Outperforms state-of-the-art self-supervised methods in text recognition

Improves performance in text segmentation and super-resolution tasks

Effectively captures both low-level textures and high-level context

Abstract

Most existing text recognition methods are trained on large-scale synthetic datasets due to the scarcity of labeled real-world datasets. Synthetic images, however, cannot faithfully reproduce real-world scenarios, such as uneven illumination, irregular layout, occlusion, and degradation, resulting in performance disparities when handling complex real-world images. Recent self-supervised learning techniques, notably contrastive learning and masked image modeling (MIM), narrow this domain gap by exploiting unlabeled real text images. This study first analyzes the original Masked AutoEncoder (MAE) and observes that random patch masking predominantly captures low-level textural features but misses high-level contextual representations.

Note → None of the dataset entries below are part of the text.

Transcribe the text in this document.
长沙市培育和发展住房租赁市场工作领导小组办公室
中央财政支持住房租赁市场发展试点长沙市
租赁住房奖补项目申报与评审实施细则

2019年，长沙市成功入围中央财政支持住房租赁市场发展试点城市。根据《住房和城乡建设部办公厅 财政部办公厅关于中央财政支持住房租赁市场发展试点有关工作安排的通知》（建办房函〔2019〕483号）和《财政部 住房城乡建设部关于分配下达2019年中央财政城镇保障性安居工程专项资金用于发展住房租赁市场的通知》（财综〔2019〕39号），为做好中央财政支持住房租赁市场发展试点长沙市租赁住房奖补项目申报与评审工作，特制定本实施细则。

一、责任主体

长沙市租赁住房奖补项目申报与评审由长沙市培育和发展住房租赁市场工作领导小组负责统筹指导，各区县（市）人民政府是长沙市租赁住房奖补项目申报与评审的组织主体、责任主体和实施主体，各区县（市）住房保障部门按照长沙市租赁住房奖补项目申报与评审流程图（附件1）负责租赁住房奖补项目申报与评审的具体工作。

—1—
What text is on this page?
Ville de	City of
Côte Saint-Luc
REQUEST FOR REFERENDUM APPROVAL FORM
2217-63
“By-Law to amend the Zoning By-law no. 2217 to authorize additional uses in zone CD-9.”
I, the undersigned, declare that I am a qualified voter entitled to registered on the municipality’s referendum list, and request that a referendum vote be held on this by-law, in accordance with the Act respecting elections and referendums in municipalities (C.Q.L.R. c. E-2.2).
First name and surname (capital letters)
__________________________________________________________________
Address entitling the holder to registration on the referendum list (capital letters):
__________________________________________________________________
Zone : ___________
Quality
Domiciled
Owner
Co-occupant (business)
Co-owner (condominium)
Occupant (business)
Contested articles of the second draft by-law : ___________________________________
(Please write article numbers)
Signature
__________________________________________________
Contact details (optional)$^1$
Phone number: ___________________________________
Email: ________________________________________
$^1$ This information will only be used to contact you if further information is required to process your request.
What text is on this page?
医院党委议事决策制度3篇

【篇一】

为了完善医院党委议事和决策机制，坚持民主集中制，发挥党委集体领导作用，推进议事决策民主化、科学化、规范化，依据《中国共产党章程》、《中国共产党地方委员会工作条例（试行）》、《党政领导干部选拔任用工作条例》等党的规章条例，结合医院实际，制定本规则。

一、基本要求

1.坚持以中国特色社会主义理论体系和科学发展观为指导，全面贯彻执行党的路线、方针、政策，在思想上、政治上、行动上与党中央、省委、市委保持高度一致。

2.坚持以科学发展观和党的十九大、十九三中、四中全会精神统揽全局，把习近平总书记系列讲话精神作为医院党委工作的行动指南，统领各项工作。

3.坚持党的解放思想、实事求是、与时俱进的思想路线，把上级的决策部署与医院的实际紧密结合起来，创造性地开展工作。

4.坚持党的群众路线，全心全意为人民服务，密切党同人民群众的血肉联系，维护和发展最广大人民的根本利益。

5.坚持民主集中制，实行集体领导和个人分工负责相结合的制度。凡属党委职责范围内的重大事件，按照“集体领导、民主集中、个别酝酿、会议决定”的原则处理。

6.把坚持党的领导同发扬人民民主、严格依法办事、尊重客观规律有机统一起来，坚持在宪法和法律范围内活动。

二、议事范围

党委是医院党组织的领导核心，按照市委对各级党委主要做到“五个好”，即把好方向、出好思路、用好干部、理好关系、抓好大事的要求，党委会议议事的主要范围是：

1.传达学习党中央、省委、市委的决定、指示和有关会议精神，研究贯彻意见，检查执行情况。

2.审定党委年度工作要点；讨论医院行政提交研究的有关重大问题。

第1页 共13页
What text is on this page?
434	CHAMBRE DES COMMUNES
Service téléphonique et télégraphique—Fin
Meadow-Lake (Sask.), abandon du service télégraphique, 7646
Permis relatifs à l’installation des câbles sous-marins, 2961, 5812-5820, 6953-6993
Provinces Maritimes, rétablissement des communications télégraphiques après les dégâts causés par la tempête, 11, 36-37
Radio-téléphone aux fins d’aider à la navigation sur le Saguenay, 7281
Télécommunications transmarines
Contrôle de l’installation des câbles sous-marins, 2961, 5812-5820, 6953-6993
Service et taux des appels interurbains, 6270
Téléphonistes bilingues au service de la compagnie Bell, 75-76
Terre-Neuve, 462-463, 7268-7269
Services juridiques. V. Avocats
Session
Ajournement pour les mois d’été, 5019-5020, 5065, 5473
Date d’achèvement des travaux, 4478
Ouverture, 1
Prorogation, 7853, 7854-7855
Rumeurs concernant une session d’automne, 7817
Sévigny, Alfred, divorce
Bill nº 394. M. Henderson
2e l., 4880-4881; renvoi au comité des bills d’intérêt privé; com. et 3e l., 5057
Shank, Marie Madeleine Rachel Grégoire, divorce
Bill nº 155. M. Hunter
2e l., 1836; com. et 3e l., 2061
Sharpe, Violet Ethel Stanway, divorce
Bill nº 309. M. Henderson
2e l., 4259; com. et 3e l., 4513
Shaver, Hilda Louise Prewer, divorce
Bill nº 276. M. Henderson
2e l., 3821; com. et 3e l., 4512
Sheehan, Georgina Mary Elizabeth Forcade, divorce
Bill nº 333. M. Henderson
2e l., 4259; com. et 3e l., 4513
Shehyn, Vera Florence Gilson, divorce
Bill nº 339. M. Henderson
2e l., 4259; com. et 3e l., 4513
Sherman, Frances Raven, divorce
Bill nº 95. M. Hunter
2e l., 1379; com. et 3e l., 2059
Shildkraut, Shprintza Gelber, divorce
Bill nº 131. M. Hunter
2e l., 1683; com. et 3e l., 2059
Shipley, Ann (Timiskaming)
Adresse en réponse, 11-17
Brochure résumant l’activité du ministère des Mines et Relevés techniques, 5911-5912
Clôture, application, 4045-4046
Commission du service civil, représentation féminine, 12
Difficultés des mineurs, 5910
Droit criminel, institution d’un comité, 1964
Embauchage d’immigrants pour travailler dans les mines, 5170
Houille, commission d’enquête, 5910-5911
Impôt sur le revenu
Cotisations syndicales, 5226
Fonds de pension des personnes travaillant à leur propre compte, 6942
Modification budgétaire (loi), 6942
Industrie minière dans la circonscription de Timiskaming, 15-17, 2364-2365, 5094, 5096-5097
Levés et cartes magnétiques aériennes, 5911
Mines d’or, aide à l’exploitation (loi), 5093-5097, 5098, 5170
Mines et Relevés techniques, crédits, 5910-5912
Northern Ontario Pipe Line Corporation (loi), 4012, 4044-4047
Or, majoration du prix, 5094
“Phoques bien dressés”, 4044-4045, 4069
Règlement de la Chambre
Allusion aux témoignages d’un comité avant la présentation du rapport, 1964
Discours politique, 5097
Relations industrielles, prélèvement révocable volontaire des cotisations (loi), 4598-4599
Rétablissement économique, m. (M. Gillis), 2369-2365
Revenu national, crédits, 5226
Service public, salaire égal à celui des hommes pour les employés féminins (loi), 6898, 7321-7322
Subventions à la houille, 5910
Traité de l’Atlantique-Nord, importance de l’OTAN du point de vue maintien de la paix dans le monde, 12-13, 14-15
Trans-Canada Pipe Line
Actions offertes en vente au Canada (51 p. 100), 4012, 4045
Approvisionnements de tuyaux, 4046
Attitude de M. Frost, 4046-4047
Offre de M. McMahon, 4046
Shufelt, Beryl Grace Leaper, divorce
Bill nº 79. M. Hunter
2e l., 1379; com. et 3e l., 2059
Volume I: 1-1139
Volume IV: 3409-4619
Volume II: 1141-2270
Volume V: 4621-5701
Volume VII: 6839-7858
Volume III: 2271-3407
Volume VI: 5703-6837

To fully exploit the high-level contextual representations, we introduce random blockwise and span masking in the text recognition task. These strategies can mask the continuous image patches and completely remove some characters, forcing the model to infer relationships among characters within a word. Our Multi-Masking Strategy (MMS) integrates random patch, blockwise, and span masking into the MIM frame, which jointly learns low and high-level textual representations. After fine-tuning with real data, MMS outperforms the state-of-the-art self-supervised methods in various text-related tasks, including text recognition, segmentation, and text-image super-resolution.